Officials at Pulaski Technical College today enthusiastically endorsed President Bush's State of the Union announcement of a new initiative to expand workforce training capacity at community colleges.
Jobs for the 21st Century is a comprehensive plan to better prepare workers for jobs in the new millennium by strengthening post-secondary education and job training and improving high school education. It includes more than $500 million in new federal funding for education and job training programs.
Dr. Dan F. Bakke, college president, said the proposal, if enacted, would help Pulaski Tech and other community colleges meet the workforce training and education needs of the people, businesses and industries of Arkansas.
"President Bush's proposal addresses a pressing problem at exactly the right moment in time in Arkansas education," Bakke said. "We at Pulaski Tech are encouraged to know that the President embraces our essential role in helping workers gain needed skills."
"The positive reaction among members of Congress to the President's proposal was evident," Bakke said. "We hope this initiative marks the beginning of a new federal commitment to community colleges and their role in promoting economic growth and individual development."
Community colleges provide a broad spectrum of programs, Bakke said, delivering high-quality and cost-effective education to those who are unemployed, under-employed, or seeking to enhance their career prospects and quality of life.
Community colleges also play a leading role in meeting extreme labor shortages in such critical career areas as nursing and other healthcare professions, information technology and teaching.
"Pulaski Tech has been identified by central Arkansas industry leaders as one of the most responsive higher education institutions in the state," Bakke said. "With an average annual tuition of about $2,000, we are also one of the most accessible."

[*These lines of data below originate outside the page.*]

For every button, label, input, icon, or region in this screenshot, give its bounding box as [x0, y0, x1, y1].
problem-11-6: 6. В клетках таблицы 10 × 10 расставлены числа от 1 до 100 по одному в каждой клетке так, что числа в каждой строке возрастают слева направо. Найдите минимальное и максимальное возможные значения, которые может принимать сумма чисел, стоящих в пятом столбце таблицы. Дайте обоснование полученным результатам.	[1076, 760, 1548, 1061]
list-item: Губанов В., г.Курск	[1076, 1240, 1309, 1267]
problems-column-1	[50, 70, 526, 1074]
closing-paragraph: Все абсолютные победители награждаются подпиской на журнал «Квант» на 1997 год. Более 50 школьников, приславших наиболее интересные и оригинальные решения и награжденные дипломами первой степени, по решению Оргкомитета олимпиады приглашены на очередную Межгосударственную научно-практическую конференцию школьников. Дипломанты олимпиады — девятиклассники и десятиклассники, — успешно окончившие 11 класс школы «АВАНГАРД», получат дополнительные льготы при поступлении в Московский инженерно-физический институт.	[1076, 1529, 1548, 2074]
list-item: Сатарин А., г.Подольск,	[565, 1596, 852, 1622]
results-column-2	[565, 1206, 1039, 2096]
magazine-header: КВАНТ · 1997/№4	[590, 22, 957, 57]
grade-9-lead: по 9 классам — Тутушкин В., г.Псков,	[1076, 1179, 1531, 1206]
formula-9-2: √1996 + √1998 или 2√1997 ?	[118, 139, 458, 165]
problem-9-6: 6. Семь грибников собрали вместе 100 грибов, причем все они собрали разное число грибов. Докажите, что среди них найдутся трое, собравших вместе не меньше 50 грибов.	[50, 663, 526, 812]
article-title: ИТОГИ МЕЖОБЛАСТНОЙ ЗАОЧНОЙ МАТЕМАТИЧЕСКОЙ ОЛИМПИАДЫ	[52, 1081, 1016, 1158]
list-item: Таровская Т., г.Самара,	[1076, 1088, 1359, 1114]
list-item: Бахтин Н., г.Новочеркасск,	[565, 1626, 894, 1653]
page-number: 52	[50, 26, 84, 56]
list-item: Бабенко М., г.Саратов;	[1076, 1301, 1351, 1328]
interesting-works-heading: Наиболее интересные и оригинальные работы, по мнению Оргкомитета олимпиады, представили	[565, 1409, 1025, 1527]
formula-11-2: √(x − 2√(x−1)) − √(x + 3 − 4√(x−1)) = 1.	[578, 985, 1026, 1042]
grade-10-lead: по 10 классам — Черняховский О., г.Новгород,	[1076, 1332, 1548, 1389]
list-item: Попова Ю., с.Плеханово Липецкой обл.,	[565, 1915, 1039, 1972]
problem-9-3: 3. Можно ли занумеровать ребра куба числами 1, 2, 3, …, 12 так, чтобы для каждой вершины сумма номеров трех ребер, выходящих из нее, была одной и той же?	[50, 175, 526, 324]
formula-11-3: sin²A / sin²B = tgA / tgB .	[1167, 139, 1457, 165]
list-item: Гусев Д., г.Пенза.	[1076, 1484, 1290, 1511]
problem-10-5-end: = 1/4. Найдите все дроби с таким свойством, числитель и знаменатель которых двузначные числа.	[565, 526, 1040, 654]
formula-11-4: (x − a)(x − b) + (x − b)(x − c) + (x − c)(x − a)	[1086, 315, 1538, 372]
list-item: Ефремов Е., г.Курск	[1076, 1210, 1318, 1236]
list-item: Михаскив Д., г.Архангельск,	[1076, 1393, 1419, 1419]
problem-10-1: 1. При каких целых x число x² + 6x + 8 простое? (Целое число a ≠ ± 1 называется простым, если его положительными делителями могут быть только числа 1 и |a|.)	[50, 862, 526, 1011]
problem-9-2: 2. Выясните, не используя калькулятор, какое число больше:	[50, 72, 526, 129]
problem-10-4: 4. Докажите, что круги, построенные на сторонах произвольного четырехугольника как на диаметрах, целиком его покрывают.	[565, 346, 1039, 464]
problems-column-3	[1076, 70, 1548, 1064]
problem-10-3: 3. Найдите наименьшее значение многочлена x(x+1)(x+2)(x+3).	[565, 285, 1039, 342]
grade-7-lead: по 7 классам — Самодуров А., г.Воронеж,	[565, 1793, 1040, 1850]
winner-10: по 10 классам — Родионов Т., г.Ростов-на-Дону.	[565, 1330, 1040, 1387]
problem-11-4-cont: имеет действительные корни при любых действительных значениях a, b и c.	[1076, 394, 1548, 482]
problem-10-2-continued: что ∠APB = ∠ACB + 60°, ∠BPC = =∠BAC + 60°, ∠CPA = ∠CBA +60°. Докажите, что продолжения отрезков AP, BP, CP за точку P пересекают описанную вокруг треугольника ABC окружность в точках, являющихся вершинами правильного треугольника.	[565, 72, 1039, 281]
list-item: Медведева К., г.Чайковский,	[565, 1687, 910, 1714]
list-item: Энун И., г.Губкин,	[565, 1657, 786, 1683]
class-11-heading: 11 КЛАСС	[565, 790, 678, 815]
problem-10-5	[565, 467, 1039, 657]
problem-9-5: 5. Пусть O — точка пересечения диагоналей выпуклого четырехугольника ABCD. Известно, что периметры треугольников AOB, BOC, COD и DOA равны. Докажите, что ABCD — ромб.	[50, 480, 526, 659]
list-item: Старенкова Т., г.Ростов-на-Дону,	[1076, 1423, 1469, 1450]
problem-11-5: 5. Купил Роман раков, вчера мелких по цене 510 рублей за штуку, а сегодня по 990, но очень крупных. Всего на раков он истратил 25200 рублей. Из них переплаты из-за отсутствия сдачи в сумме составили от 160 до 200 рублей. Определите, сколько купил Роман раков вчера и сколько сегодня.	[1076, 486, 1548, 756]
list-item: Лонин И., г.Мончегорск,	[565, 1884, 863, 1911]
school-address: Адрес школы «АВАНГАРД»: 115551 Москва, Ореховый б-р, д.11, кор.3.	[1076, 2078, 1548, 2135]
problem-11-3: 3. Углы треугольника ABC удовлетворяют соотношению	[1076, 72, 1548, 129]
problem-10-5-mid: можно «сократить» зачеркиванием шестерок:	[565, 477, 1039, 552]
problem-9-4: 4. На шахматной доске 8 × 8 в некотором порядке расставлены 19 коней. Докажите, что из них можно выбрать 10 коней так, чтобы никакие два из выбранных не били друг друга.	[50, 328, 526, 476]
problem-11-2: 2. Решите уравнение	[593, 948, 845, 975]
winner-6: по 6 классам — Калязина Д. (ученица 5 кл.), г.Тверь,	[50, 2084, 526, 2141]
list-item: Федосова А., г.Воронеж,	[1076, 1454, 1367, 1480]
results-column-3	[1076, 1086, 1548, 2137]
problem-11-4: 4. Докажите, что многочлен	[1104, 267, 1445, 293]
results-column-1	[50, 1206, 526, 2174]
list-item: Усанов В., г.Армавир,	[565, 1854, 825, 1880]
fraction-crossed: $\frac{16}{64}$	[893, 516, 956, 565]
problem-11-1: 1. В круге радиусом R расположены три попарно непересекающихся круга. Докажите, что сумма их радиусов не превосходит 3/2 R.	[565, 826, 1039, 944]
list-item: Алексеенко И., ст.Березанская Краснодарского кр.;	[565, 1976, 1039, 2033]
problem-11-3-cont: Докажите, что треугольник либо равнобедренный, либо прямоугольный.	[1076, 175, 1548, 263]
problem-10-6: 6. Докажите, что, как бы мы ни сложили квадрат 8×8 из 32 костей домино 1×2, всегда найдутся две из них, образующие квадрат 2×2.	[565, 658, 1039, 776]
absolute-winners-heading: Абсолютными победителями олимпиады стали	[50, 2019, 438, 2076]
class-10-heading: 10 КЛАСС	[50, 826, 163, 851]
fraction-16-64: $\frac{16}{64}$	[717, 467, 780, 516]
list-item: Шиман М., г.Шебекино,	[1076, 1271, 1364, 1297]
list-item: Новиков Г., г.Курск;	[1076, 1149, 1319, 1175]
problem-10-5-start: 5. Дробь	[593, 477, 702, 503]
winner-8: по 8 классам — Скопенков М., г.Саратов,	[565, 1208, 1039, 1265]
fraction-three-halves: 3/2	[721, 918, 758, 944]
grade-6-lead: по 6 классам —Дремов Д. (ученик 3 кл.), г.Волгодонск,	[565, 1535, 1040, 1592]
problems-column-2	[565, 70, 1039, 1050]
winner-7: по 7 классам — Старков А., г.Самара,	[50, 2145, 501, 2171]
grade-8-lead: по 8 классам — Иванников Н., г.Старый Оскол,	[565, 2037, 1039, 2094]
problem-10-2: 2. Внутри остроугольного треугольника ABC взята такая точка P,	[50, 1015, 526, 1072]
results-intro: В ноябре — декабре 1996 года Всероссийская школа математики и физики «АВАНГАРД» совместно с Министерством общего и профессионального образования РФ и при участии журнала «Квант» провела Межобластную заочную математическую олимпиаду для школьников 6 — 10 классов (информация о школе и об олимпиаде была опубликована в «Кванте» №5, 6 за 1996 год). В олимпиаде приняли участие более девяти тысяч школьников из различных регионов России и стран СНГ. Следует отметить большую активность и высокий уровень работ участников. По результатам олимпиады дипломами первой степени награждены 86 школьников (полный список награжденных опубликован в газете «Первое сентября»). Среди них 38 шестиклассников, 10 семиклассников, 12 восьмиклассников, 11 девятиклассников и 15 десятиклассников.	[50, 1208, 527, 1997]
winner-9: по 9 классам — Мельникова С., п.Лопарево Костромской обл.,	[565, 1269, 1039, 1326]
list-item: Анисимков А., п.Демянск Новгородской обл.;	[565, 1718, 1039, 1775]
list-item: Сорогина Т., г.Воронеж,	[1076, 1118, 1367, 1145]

The Jobs for the 21st Century plan is designed to expand opportunities for workers to access post-secondary education to get the job training and skills to compete in a changing and dynamic economy and fill jobs in emerging industries - including $250 million to fund partnerships between community colleges and employers in high-demand job sectors and $33 million for expanded Pell Grants for low-income students who complete rigorous coursework in high school.